I know if you have a happy relationship with your family and no step parents, jealous siblings and those types of issues you tend to think in terms of your situation and think it would be dreadful for parents to do something like this, have bad feelings toward parents who intentionally "hurt their children." Then there is the rest of the story.
There are several cases of children who have very deliberately hurt and used and taken advantage of their parents through the years. There are adult children out there that you'd perhaps have no problem disinheriting. Perhaps back in the day, you spent untold amounts of your money, time and tears on rehabs or lawyers or bills paid for this child and feel he's already had "his share." Perhaps the parent finding happiness after the mother passed away has really upset the adult child. Maybe he has gone out of his way to let his father know that he still expects to inherit and made it amazingly plain that the reason he wasn't happy with the new relationship is that he doesn't give a rat's behind whether Dad is happy or not, he just wants "his share" of the money he's expecting.
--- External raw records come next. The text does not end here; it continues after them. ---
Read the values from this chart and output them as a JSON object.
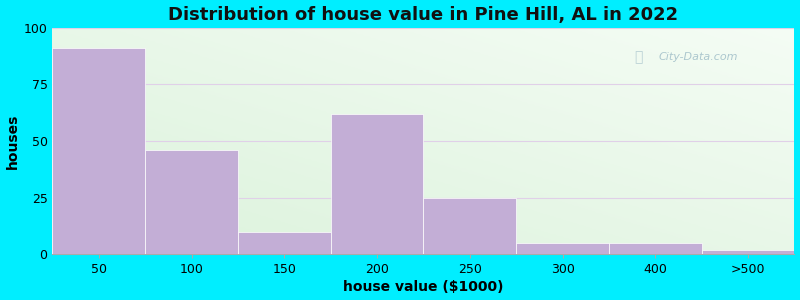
{
  "title": "Distribution of house value in Pine Hill, AL in 2022",
  "xlabel": "house value ($1000)",
  "ylabel": "houses",
  "bar_labels": [
    "50",
    "100",
    "150",
    "200",
    "250",
    "300",
    "400",
    ">500"
  ],
  "bar_values": [
    91,
    46,
    10,
    62,
    25,
    5,
    5,
    2
  ],
  "bar_color": "#c3aed6",
  "bar_edgecolor": "#ffffff",
  "bar_linewidth": 0.5,
  "ylim": [
    0,
    100
  ],
  "yticks": [
    0,
    25,
    50,
    75,
    100
  ],
  "background_outer": "#00eeff",
  "title_fontsize": 13,
  "axis_fontsize": 10,
  "tick_fontsize": 9,
  "watermark": "City-Data.com",
  "grid_color": "#dde8cc",
  "grid_linewidth": 0.8
}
One of my siblings called me, not to congratulate me after my wedding, but to demand I set up some sort of trust to make sure my share of the family land stays in the family and his children inherit it, even if I am now married to "this yahoo!" Yes, some family members are easier than others to leave out completely. So many people in difficult family situations die intestate. This father went out of his way to clearly make a will and state his wishes. His other children have accepted them. They know the circumstances. I do not have a problem with a person being able to leave his money anywhere he wants to, not necessarily to his adult children. This is not an Anna Nichole Smith situation where this "young vamp" has distorted this man's thinking when he was addled by old age and/or dementia. This is possibly a case of someone who found a happy relationship with a peer after he was widowed. The children who bothered to come around, perhaps get to know her, are all right with the distribution of his wealth.
Incidentally I am sole beneficiary of my husband's will, as he is on mine. We both have children by previous marriages. We fully understand how the other person feels about their children and their relationship with them, and have a non binding agreement about what we'd like to have happen later. But then, as the attorney said to both of us "You could take everything and run off to Tahiti with some twenty year old, you know!"